In order to customise such parameters, you can override the arguments given to minimap2 by creating a configuration file and provide it to your nextflow run with -c:

// Custom config file custom.config
process {
    withName: MINIMAP2_ALIGN_ORIGINAL {
        ext.args = '-A 29 -B 17 -O 25 -E 2'
    }
}

Command:

nextflow run nf-core/crisprseq --input samplesheet.csv --analysis targeted --outdir <OUTDIR> -profile docker -c custom.config

Running the pipeline

The typical command for running the pipeline is as follows:

nextflow run nf-core/crisprseq --input samplesheet.csv --analysis targeted --outdir <OUTDIR> -profile docker

This will launch the pipeline with the docker configuration profile. See below for more information about profiles.

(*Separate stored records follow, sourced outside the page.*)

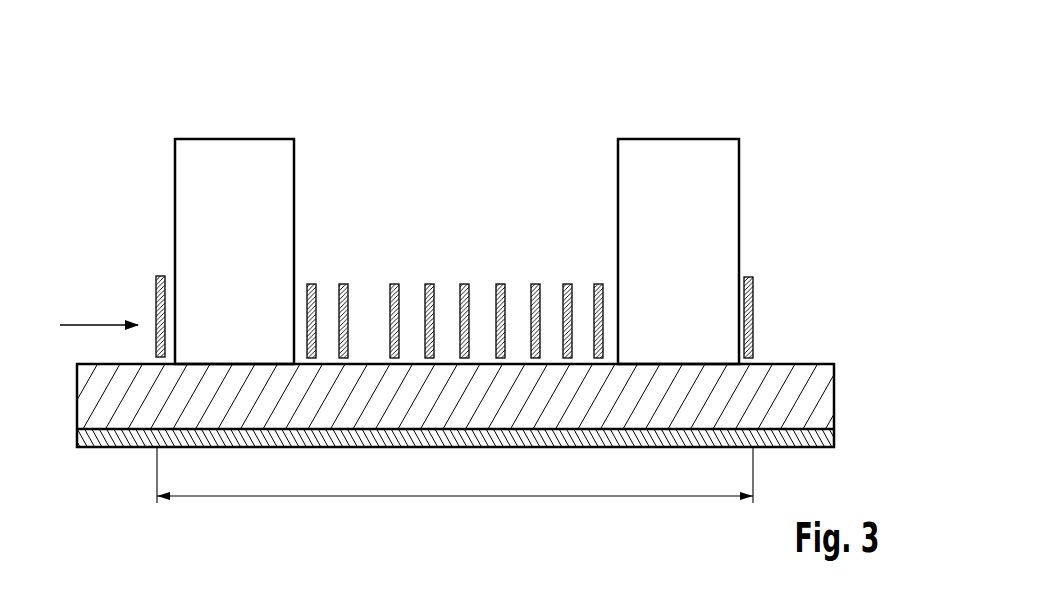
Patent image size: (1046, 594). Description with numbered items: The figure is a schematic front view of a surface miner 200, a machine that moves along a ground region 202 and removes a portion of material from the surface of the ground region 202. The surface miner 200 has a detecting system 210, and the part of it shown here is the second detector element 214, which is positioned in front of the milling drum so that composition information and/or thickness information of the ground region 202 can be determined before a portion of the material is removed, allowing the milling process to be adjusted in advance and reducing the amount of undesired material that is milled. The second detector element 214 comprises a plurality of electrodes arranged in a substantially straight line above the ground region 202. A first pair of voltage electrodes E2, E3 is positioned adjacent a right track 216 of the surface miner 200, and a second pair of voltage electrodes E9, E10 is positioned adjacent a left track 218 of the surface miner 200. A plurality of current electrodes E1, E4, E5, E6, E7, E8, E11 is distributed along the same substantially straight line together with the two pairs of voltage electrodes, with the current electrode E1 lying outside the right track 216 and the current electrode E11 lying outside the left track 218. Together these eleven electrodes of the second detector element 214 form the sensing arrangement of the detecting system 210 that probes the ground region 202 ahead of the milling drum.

The surface miner 200 is at (775, 92).
The ground region 202 is at (815, 338).
The detecting system 210 is at (100, 322).
The second detector element 214 is at (505, 176).
The right track 216 is at (243, 138).
The left track 218 is at (682, 138).
The current electrode E1 is at (160, 275).
The voltage electrode E2 is at (308, 283).
The voltage electrode E3 is at (340, 283).
The current electrode E4 is at (393, 283).
The current electrode E5 is at (428, 283).
The current electrode E6 is at (463, 283).
The current electrode E7 is at (498, 283).
The current electrode E8 is at (533, 283).
The voltage electrode E9 is at (566, 283).
The voltage electrode E10 is at (598, 283).
The current electrode E11 is at (748, 276).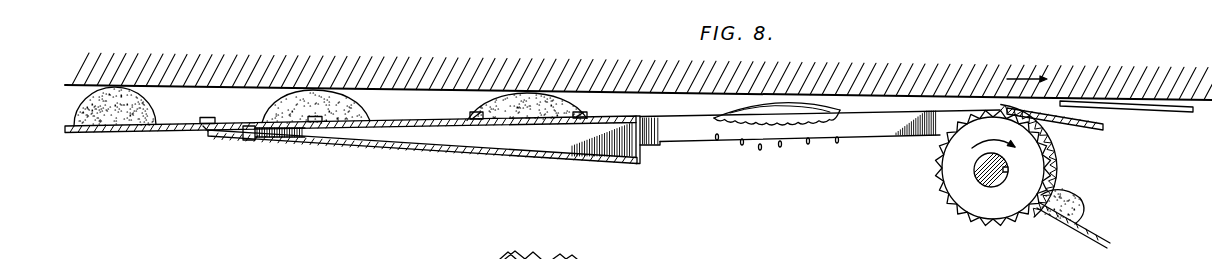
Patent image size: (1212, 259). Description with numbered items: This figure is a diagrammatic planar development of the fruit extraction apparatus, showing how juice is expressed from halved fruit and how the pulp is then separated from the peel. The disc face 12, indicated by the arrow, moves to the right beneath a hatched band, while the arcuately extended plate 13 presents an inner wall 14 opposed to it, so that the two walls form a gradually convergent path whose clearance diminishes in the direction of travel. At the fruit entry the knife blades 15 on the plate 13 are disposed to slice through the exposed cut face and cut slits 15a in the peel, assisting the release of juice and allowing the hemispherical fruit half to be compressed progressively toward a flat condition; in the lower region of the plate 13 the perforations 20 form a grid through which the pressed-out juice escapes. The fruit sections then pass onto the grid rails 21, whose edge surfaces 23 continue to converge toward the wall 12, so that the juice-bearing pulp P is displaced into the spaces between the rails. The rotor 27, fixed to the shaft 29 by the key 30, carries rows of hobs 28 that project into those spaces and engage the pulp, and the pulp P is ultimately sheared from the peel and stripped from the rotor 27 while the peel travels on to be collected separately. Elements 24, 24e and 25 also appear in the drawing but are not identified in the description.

The disc face 12 is at (450, 91).
The arcuately extended plate 13 is at (204, 135).
The inner wall 14 is at (233, 125).
The knife blades 15 is at (208, 117).
The slits 15a is at (483, 115).
The perforations 20 is at (562, 122).
The grid rails 21 is at (868, 131).
The edge surfaces 23 is at (680, 110).
The element 24 is at (419, 258).
The element 24e is at (567, 257).
The guide strip 25 is at (1107, 123).
The rotor 27 is at (959, 207).
The hobs 28 is at (932, 178).
The shaft 29 is at (987, 183).
The key 30 is at (1010, 170).
The juice-bearing pulp P is at (770, 111).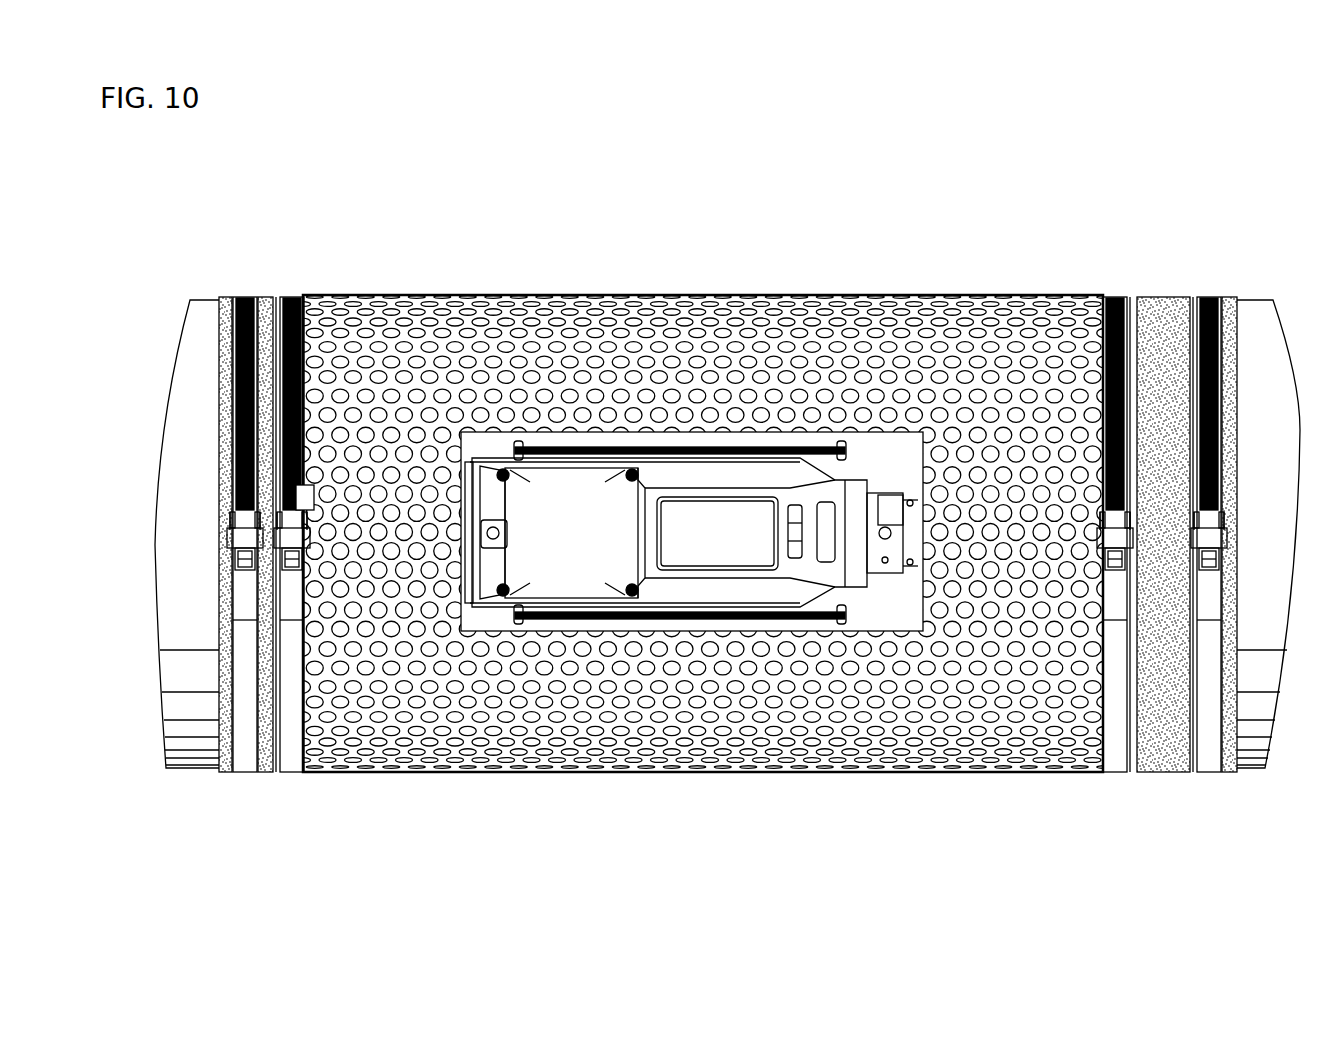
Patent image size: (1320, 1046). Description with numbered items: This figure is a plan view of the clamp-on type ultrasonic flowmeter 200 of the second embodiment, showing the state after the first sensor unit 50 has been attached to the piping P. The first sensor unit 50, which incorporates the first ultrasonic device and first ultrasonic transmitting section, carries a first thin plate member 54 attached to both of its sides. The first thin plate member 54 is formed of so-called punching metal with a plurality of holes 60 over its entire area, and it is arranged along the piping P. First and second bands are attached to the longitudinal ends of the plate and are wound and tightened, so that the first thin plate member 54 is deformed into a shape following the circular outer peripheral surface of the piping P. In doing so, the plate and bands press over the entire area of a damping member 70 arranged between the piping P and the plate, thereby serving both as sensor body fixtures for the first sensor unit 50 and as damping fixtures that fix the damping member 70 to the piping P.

Note that the pipeline will create the following files in your working directory:

work                # Directory containing the nextflow working files
<OUTDIR>            # Finished results in specified location (defined with --outdir)
.nextflow_log       # Log file from Nextflow
# Other nextflow hidden files, eg. history of pipeline runs and old logs.